Overview of the process
The basic idea (as I have already explained in brief) is to use the logs in order to reconstruct the positions of enough nodes for it to be possible to match the reconstructed map blocks against the jumbled-up ones in the backup. Much data cannot be reconstructed from the logs as not everything is logged with enough detail (tree growth, crop growth, and flowers spreading to name a few). But hopefully it will be possible to reconstruct enough data in order to find the correct map block from the backup in the areas that matter.
That last part, "in the areas that matter", is important. The more data that's available for a particular area of the map, the more successful the results will be. Areas that have large buildings will be more successful than areas with a few random blocks here and there (which will get lost among all the "noise" created by stuff that isn't logged such as plant growth). "Success" is defined as the likelihood of the correct block being chosen.
Current status
I'd estimate that development work on the tools to carry out the process is at least 50% complete. The tools should be ready to use early next week (and that's allowing for a much-needed break...). So far the results are looking promising - surprising, even. I was able to recover a building that I had significantly "griefed". That's worse than any builds that will be thrown at it by the HOMETOWN dataset, because with the entire logs available the reconstructed copies of most builds should be more-or-less complete.

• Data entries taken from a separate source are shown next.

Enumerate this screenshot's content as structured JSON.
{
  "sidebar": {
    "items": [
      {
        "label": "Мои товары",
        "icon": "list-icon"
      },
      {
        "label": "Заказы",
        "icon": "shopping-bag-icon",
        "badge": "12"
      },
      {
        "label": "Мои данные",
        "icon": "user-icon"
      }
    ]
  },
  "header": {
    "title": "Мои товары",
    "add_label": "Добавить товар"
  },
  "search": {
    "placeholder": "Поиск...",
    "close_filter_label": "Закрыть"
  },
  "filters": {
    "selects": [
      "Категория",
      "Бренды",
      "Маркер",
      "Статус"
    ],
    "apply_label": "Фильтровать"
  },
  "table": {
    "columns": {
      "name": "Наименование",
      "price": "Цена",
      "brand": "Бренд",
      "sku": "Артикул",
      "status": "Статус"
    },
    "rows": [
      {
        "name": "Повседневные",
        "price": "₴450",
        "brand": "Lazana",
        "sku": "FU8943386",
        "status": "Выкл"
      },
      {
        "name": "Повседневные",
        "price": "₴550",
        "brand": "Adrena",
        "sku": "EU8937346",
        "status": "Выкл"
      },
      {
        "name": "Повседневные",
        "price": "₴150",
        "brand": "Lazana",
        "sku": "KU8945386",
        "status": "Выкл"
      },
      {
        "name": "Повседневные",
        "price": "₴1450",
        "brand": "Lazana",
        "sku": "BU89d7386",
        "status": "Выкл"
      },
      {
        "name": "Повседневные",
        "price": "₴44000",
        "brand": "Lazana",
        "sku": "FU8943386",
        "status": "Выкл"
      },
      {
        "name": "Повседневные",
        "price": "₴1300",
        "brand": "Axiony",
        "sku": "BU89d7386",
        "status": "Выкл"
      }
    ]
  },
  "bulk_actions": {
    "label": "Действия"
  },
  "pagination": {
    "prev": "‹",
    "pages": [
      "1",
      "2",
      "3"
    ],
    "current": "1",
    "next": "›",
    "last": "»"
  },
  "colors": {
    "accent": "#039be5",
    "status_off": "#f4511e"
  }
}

However, I am not expecting the results to be perfect. Things never work like that. But they should be more than good enough to recover specific builds (but probably not reliable enough to rely on for recovering the entire map without errors). And in the event that an incorrect block is chosen, the results will be noticeably wrong so no more than a quick inspection should be required to confirm success. And even if an error does creep in, it's still better than nothing right? (Errors that are found can be replaced with air, while errors that are missed can be left for the owner of the build to fix up.)
Impact and system requirements
I cannot yet give an estimate for how long the process will take, as my current test datasets have so far been in no way comparable to the scale of HOMETOWN's data, and I am still working on heavily optimising the code.
My current aim is to recover builds based on their co-ordinates instead of attempting to recover the entire map (most of which would go to waste). This will dramatically reduce the workload. If the images from the overhead map are still available, this could be used to determine the locations of builds, otherwise the logs could be used to produce a heat-map of which areas have had the most building activity. It will also be possible to run the recovery process against the saved data that players have contributed, which will allow saved builds to be "updated" (at least to some extent) even without reading through the logs.
32 GB of RAM will be more than enough. 8 cores/threads is on the low side but probably manageable. In terms of disk space, the process will require:
- 85 GB for the jumbled-up backup
- 20 GB for the logs
- As much as required to reconstruct (from the logs) whatever builds should be recovered (this could range from a few hundred megabytes to a few gigabytes depending on the size and number of the builds, and probably won't exceed 50 GB even if every ground-level block was included)
- As much as required to store the recovered builds (about the same size as the previous item)
With careful consideration of what areas of the map are recovered, this could fit in 200 GB. If offline storage is also available, more areas could be recovered in parts (although this will require running the process multiple times against the 85 GB file, which will take long).
It will certainly not be possible to run a HOMETOWN instance during the process, nor would that be desirable (how would the recovered data be integrated with whatever has changed in the meantime?).
Conclusion
I am confident that my recovery process will be able to recover usable (if not 100% perfect) data for builds, particularly larger ones, that have not been saved elsewhere. At the very least, this will give players something to work from with repairing their builds (although I honestly expect the results to be much better than that, although I will continue doing more testing to get a better idea of the success rate). The human interaction required will be minimal. The process will probably take a few days, but hopefully not more than a week (put it this way: if it takes more than a week, I'll call it quits). The server's hardware is not outstanding but should be adequate to do the job (including the disk space, if no other database files are present at the time).